Дорин и Джек переглянулись.

— Я не шучу, — продолжил Арни. — Так что давайте не будем тратить попусту время, ладно?

— Насколько я понимаю, у меня нет выбора, — заметил Джек Дорин. — Я вынужден выполнять его распоряжения.

— Истинная правда, дружок, — подтвердил Арни. — Так что начинай собираться. Портативную плиту, портативный движок, ванну, пищу, мыло, полотенца, какое-нибудь оружие. Ну, сам знаешь, что нам может понадобиться, ты ведь живешь на краю пустыни.

Джек неторопливо кивнул.

— А что у тебя за дела? — осведомилась Дорин. — И почему надо идти пешком? Если тебе хочется туда попасть, почему не лететь, как обычно?

— Потому что мне надо идти пешком, — огрызнулся Арни. — Но обратно я ведь смогу лететь, не правда ли? — повернулся он к Гелио.

— Да, мистер, — ответил тот. — Обратно вы можете добираться как угодно.

— Хорошо ещё, что я в прекрасной физической форме, иначе все накрылось бы — заметил Арни. — Надеюсь, Манфред осилит дорогу.

— Он очень выносливый, мистер, — подтвердил Гелио.

— Вы берете с собой мальчика? — удивился Джек.

— Беру. А что, у тебя есть возражения?

Джек ничего не ответил, только ещё больше помрачнел.

— Вы не имеете права заставлять его пять дней идти через пустыню, вы его погубите! — внезапно взорвался он.

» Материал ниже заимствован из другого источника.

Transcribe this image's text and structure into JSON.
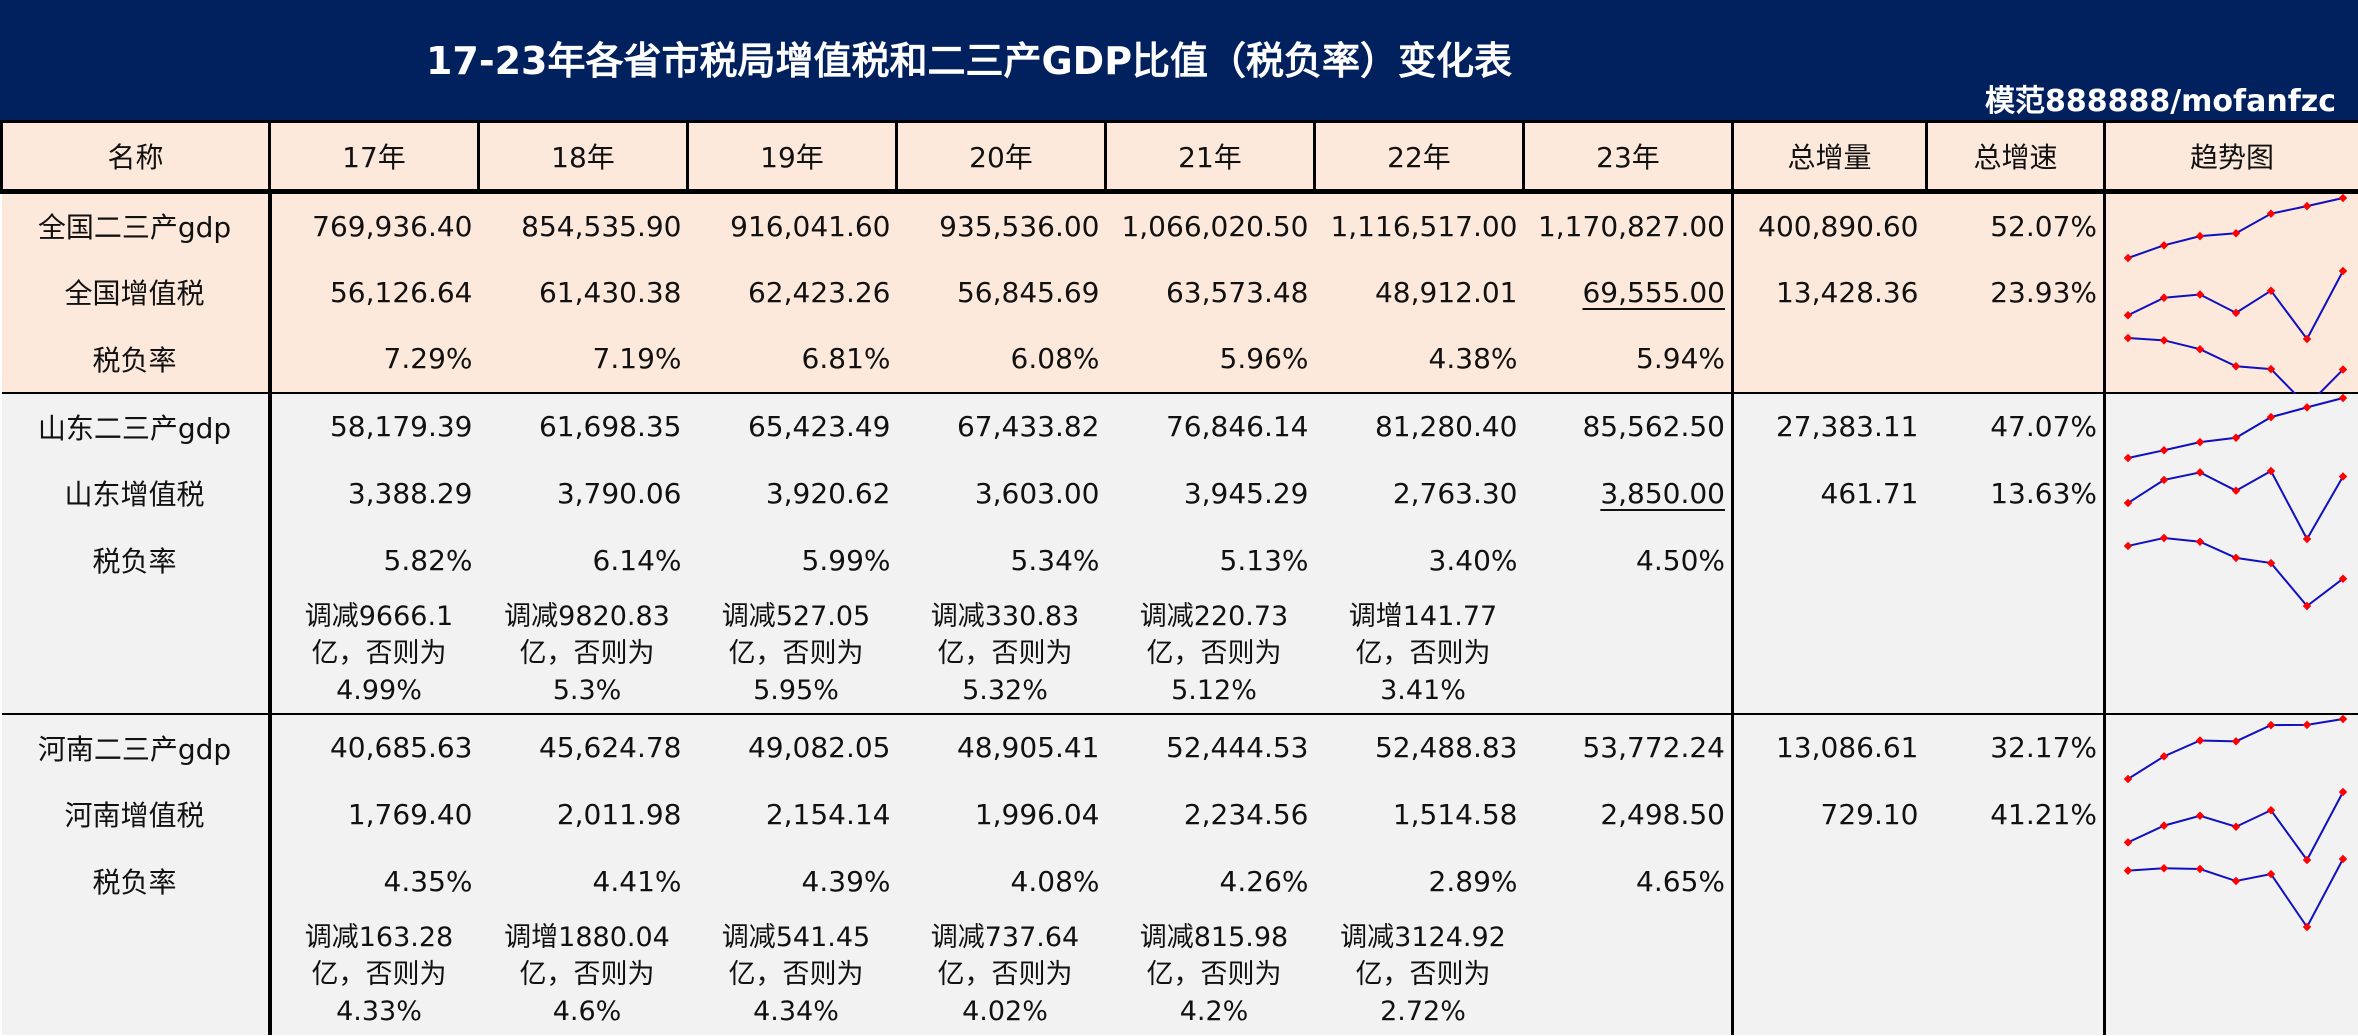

— А каким-нибудь наземным транспортом ты не можешь воспользоваться? — спросила Дорин. — Например, почтовым гусеничным микроавтобусом? Скорость у него небольшая, так что все равно получится паломничество.

— Что скажешь? — обратился Арни к Гелио.

— Думаю, сгодится, — после некоторых размышлений согласился бликмен.

— Замечательно! — обрадовался Арни. — Сейчас позвоню кое-кому из знакомых и добуду автобус. Какую прекрасную идею ты подала, Дорин, очень тебе благодарен. Естественно, вам все равно нужно лететь над нами на случай какой-нибудь поломки.

Джек и Дорин кивнули.

— Возможно, когда я доберусь до места, вы узнаете о моих планах, — добавил Арни и подумал про себя: «На этот счет можете не сомневаться».

— Пока все это выглядит очень странно, — засомневалась Дорин, держа за руку Джека.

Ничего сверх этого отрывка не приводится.